In 1993 I started a series of figurative Collagraph prints. The Collagraph plate was fabricated out of sheet aluminum. It had been cut, stamped and embossed, distressed, riveted, stitched and stapled to form an overall image . Inked impressions were taken from this plate and stand either as unique impressions as in Personage #5Head, Reversed Head and Ghost Head (the Collagraph plate was reversed and printed) , Personage #2 and Personage #6. Other impressions were cut apart and recombined and used as a basis for further development as in Personage #6,  Can Head and Personage with Horn, Minotaur.  In " Can Head",  inked impressions were taken of common street debris and collaged onto a unique impression.  The very physical act of distressing the aluminum and forming the Collagraph  plate that would eventually be inked and from it, a print lifted, seemed in away to produce the foreboding images that were still a part of me. The images were dark,  as if I were uncovering a dark mystery or persona .  The intrigue has always been in the  act of uncovering and freeing the images suggested by debris scattered, embedded in asphalt and the forces of compression that act upon it. the images were always figurative, always from a dark place. They are the dark images made visible, a personal mythology uncovered, a persona representation if you will, of self. Jungian associations that seem to lurk just  beneath  the surface of consciousness.
I have always been intrigued by the images that I see when I view debris that I find scattered about the street or embedded in the asphalt, as well as the forces of compression that act upon them. The images almost always become figurative for me.

Early constructions below (1986), which eventually led to the collagraphs, represent a constructivist philosophy.  A simple and most direct approach utilizing cardboard as a preliminary material that facilitates spontaneity of construction and establishes surface considerations.  ( the material can be cut, scored and structurally folded; torn exposing the plys producing textured surfaces; laminated, bonded and riveted) this establishes a visual dialogue between the seemingly random cut and torn shapes and the structural disciplines that develop with each piece.  The consideration of fully realized works in permanent materials expands the potential, i.e., direct burn out casting, laminating, casting of component sections, galvanizing, scouring, abrading, electrolyte-plating, acid resists.

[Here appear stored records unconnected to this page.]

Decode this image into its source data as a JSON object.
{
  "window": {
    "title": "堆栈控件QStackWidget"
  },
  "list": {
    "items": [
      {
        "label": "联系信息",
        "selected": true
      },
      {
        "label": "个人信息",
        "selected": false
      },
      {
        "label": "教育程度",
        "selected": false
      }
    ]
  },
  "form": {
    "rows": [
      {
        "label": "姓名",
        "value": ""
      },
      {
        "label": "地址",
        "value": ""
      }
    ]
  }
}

The last 12 images: Jasper Johns: “Take an object, Do something to it, to something else to it, do something else to it”. Summer, 2022. At a loss for subject matter I took the ordinary objects around our home, you know, the everyday things we all use, cooking utensils,  things that were broken, waiting to be thrown out and photographed each as a digital image, imported each image in Photo Shop as a separate file. These were the everyday objects of our lives. Nothing special.  The images, some whole some altered  were composed in Photo Shop in a separate file to be worked on, altered, added to combined with others, put through filters, contrast adjusted.  The first image, #1, are  of objects that were just haphazardly placed in a pile., #2, objects were altered and placed in a composition, #3, Broken Things,  an ordinary  teapot , the image taken apart in Photoshop and arranged in a composition,  the subtext /destruction.